The Watchingora Creek was also surveyed as part of the Platypus Citizen Science Program in 2022 and members of our Mitta Valley Landcare group took samples from this stream as well as Banimboola Creek and the Mitta River. Platypi are regularly sited along Watchingora Creek. The Callaghan Creek area is also habitat for the Emu and small groups are often spotted along the valley.

A delicious home-made lunch and coffee was provided by the Witches Garden, a beautiful open garden owned by the McDonalds. The planting volunteers were also treated to a walk through the Gardens.

Report by Libby Paton, Project Officer.

Watchingora creek

Victorian Landcare Grants- Nariel Valley Revegetation Project

Stabilising the bank

Following the 2020 bushfires in the Upper Murray, land carers Chistina and Peter Ashton have revegetated a bank with 660 native grasses and shrubs. These planting will stabilise the bank and prevent further erosion. Many of the shrubs are bird attracting species.

Species planted include acacia rubida, a pioneer species being fast growing, hardy, cold and drought tolerant, catchment protection; pollen source for native moths, butterflies, and insects and attracts birds. Burgundy tea tree (dwarf) or Leptospermum scoparium nanun rubrum, kunzea ambigua, for insect and small bird attraction, Grass trigger pant, Stylidium armeria, Showy parrot pea, pale wedge pea, golden shaggy pea, oxylobium elliptical, dillwynia sericea, and gompholobium huegelic. Other species include boronia nana var. hyssop folia, Grevillea parviflora, alpine grevillea (cat’s claw) and greenville alpina, and diuris including Golden moths, donkey-ears, tiger, wedge, purple, cowslip.
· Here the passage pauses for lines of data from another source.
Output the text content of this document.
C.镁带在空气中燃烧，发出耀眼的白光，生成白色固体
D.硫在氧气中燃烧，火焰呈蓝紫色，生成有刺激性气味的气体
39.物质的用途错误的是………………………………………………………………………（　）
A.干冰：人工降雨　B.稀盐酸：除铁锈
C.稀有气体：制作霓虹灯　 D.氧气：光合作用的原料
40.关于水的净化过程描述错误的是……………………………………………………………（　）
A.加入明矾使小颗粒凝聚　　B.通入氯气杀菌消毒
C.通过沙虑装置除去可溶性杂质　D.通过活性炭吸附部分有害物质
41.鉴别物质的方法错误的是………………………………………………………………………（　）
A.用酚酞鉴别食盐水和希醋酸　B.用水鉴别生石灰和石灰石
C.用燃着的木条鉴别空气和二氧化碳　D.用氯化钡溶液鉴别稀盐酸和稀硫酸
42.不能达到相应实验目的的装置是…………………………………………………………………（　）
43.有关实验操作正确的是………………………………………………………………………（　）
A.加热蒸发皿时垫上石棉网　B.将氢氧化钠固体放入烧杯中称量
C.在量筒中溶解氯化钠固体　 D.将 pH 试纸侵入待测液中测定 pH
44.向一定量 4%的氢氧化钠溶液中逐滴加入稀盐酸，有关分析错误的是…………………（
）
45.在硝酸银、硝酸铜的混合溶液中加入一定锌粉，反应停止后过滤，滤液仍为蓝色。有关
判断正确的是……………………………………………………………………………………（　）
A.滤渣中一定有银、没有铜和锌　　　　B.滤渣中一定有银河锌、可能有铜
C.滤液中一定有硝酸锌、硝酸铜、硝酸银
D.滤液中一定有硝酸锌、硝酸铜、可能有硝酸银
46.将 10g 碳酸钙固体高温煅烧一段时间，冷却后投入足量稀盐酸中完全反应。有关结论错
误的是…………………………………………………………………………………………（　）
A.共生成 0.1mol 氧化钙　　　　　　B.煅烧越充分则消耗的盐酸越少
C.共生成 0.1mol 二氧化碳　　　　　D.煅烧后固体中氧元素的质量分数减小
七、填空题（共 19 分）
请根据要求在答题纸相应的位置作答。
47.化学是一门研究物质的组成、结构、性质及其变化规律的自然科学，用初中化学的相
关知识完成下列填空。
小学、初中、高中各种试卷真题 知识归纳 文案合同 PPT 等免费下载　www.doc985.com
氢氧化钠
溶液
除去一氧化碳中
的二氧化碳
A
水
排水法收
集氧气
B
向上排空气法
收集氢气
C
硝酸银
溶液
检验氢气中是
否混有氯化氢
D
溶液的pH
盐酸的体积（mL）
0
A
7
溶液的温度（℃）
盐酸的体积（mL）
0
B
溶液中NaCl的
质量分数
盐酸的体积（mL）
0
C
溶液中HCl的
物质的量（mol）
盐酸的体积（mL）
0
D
Correa reflexa, grevillea langiera and grevillea rivularis, which will cascade down the rocks and creek bank and dry banks. 

Victorian Landcare Grants 2021-22- Stabilising Gully on Yabba Road

Fencing and planting of native species to stabilise an eroded gully in Tallangatta South, VIC
The vegetation at Stuart and Sue Reid property after fencing and planting of native species

An eroded gully off Yabba Road, Tallangatta South, has been fenced off and planted out with 3oo indigenous species, on the property of Stuart and Sue Reid.

The grant received included 270 metres of wildlife friendly fencing and the planting of native species which will help to stabilise the gully and prevent further erosion. The vegetation will also assist in filtering the runoff from Yabba Road which eventually runs into the Mitta River.

Species planted included acacia melanoxylon (blackwood), bursaria spinosa, callistemon sieberi (river bottlebrush), Blakely Red Gum, rosemary grevillea, prickly tea tree, spiny headed mat rush, tree violet and poa labillardieri (common tussock)

Project worker, Audrey Beard chose the plantings and delivered to the Reids in July.

By Robyn Scales

Grant Funding in Action – Revegetation

We access Grants for projects that our community puts forward. Many farmers have accessed grants for Tree Planting, revegetation of wetlands to stop erosion, attract bird life and improve water quality. This photo was from work done by the Eskdale Primary School Children for National Tree Planting Day which is held in July every year.

An example of Grant Funding In action with a site revegetation
done on a farm on Little Snowy Creek in the Mitta Valley.

Another example of the scope of the revegetation and repair work that was done on the Little Snowy Creek after the massive floods of September 2016. This particular project was carried out by the North East Catchment Authority.